H-Index & Metrics Best Publications

H-Index & Metrics

Discipline name H-index Citations Publications World Ranking National Ranking
Computer Science D-index 38 Citations 6,028 162 World Ranking 5048 National Ranking 478

Overview

What is he best known for?

The fields of study he is best known for:

  • Artificial intelligence
  • Computer vision
  • Machine learning

Ke Gu mainly focuses on Artificial intelligence, Computer vision, Image quality, Visualization and Distortion. His Artificial intelligence research is multidisciplinary, incorporating perspectives in Machine learning and Graphics. The concepts of his Computer vision study are interwoven with issues in Entropy and Brightness.

His Image quality study combines topics in areas such as Similarity, Data mining, Transform coding and Feature extraction, Pattern recognition. The Pattern recognition study combines topics in areas such as Iterative reconstruction and Semantic gap. His Visualization research incorporates elements of Mixed reality, Virtual reality and Rendering.

His most cited work include:

  • Using free energy principle for blind image quality assessment (361 citations)
  • The Analysis of Image Contrast: From Quality Assessment to Automatic Enhancement (211 citations)
  • No-Reference Image Sharpness Assessment in Autoregressive Parameter Space (179 citations)

What are the main themes of his work throughout his whole career to date?

His primary areas of study are Artificial intelligence, Image quality, Computer vision, Pattern recognition and Distortion. Visualization, Human visual system model, Feature extraction, Image and Histogram are the subjects of his Artificial intelligence studies. He has included themes like Artificial neural network and Normalization in his Feature extraction study.

The Image quality study which covers Transform coding that intersects with JPEG. His Computer vision study frequently draws connections between adjacent fields such as Entropy. In the field of Pattern recognition, his study on Sparse approximation overlaps with subjects such as Scene statistics.

He most often published in these fields:

  • Artificial intelligence (82.95%)
  • Image quality (65.34%)
  • Computer vision (60.23%)

What were the highlights of his more recent work (between 2020-2021)?

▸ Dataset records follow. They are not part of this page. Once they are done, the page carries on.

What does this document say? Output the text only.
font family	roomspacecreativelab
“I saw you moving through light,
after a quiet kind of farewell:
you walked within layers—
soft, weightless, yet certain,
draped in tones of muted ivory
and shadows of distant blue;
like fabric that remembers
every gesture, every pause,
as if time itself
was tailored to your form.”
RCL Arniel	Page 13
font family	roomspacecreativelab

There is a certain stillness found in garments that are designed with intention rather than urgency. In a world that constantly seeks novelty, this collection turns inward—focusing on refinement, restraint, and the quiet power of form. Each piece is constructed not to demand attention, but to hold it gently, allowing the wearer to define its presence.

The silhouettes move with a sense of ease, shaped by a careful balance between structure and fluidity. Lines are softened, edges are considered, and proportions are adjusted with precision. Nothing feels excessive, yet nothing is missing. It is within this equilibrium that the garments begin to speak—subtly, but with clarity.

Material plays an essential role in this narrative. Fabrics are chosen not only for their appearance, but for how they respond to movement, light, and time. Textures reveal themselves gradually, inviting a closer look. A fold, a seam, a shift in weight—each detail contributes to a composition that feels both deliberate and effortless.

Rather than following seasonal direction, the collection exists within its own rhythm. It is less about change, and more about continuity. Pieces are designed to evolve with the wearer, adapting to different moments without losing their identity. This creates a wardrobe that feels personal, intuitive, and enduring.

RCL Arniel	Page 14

  • Artificial intelligence (82.95%)
  • Computer vision (60.23%)
  • Image quality (65.34%)

In recent papers he was focusing on the following fields of study:

His primary areas of investigation include Artificial intelligence, Computer vision, Image quality, Distortion and Pattern recognition. His work carried out in the field of Artificial intelligence brings together such families of science as Data modeling and Soot. His work on Retargeting as part of general Computer vision research is often related to Depth perception and Underwater acoustic communication, thus linking different fields of science.

His Image quality research is multidisciplinary, relying on both Feature extraction, Colorfulness and Dynamic range. The various areas that he examines in his Feature extraction study include Ensemble learning, Visible spectrum, Sonar, Robustness and Penetration depth. Ke Gu has researched Pattern recognition in several fields, including Range, Aggregate and Air quality index.

Between 2020 and 2021, his most popular works were:

  • Ensemble Meta-Learning for Few-Shot Soot Density Recognition (10 citations)
  • Dynamic Backlight Scaling Considering Ambient Luminance for Mobile Videos on LCD Displays (1 citations)
  • Semi-Reference Sonar Image Quality Assessment Based on Task and Visual Perception (1 citations)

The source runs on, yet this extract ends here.